There was Babu, another chestnut thoroughbred, who loved to take beginners for a ride. He was a wonderful old preliminary eventer I leased from my instructor. He was fearless, unless he had to walk near those nasty white painted rocks along the side of the road. But when it came to jumping he would try take anything he saw that looked interesting whether you were inclined to go along or not – a four rail oak fence, the edge of a quarry, or my personal favorite, the concrete side walls of the bridge between my house and the barn that crossed a 40 foot deep river gorge. Depending on his mood, I would dismount and walk him over this fine cross-country obstacle rather than lose my life in the river below. But to Babu, it was all great fun!

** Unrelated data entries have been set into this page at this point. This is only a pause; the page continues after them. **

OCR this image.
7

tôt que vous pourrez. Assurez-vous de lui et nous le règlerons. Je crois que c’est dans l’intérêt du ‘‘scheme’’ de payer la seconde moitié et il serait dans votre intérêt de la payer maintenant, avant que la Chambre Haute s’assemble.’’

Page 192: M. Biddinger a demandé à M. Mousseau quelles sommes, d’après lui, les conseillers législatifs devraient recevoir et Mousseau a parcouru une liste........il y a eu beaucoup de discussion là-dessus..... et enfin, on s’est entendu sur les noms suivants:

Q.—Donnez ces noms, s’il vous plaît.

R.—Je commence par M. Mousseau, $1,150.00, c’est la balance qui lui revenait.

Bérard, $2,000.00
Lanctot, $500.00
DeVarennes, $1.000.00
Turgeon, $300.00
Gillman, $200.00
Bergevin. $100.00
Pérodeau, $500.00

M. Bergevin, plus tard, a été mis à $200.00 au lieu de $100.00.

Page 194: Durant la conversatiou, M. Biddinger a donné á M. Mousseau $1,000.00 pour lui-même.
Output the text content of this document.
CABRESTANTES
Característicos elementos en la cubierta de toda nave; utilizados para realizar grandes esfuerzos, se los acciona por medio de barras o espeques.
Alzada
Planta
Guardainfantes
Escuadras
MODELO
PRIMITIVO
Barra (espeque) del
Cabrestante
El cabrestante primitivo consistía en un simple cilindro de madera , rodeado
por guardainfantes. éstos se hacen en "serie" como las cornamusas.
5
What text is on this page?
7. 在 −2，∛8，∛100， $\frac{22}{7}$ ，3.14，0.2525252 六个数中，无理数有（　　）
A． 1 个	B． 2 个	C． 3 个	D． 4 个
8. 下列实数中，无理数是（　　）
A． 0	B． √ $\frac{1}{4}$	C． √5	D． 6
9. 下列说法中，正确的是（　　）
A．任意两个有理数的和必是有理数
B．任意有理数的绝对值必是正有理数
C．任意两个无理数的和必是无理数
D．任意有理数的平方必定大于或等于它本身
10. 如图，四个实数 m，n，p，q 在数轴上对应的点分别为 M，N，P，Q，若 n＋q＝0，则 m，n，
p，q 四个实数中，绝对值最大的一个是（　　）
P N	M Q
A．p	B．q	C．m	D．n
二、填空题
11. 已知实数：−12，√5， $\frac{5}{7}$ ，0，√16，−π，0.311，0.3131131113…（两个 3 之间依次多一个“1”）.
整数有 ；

Babu took my low cross-rail jumping husband for a ride at full gallop straight towards the four rail pasture fence with me screaming behind him, “Sit up, sit up, for pity’s sake, sit up!!” At the last possible moment, Babu, knowing exactly what he was doing, ran out. Stable boy declined a ride in future.
Babu hated to be blanketed and there were occasions when I’d tuck him up on a cold winter night with a nice blanket, only to arrive in the barn the next morning with the air frosty and cold and Babu’s blanket lying in shreds on him and about him, pieces hanging - like a hula dancer’s grass skirt - from his back. No matter how tough the blanket, Babu was tougher and would manage to tear it to pieces. I’m still not sure how he tore the nice long, grassy shreds, but I think teeth, patience, and his sense of humor, played a significant role in the process.
My first pony, Peanuts (a black-point bay) would lead my father on a merry chase around the neighbor’s 200 acre crop field after she’d managed to squeeze herself through that tiny little gap in the pasture fence my father was sure she was too fat to get through. He’d chase her and she’d gallop just out of reach for hours, enjoying the whole game. It’s a good thing she didn’t speak English or she might not have been as pleased with his less than veiled threats about her next living accommodation.
So when the barn manager said, …well, at first he’s just standing there. Then he starts to walk away. Then all of the sudden he turns…
I just smiled, nodded, and thought to myself, now where have you been for the last thirty years?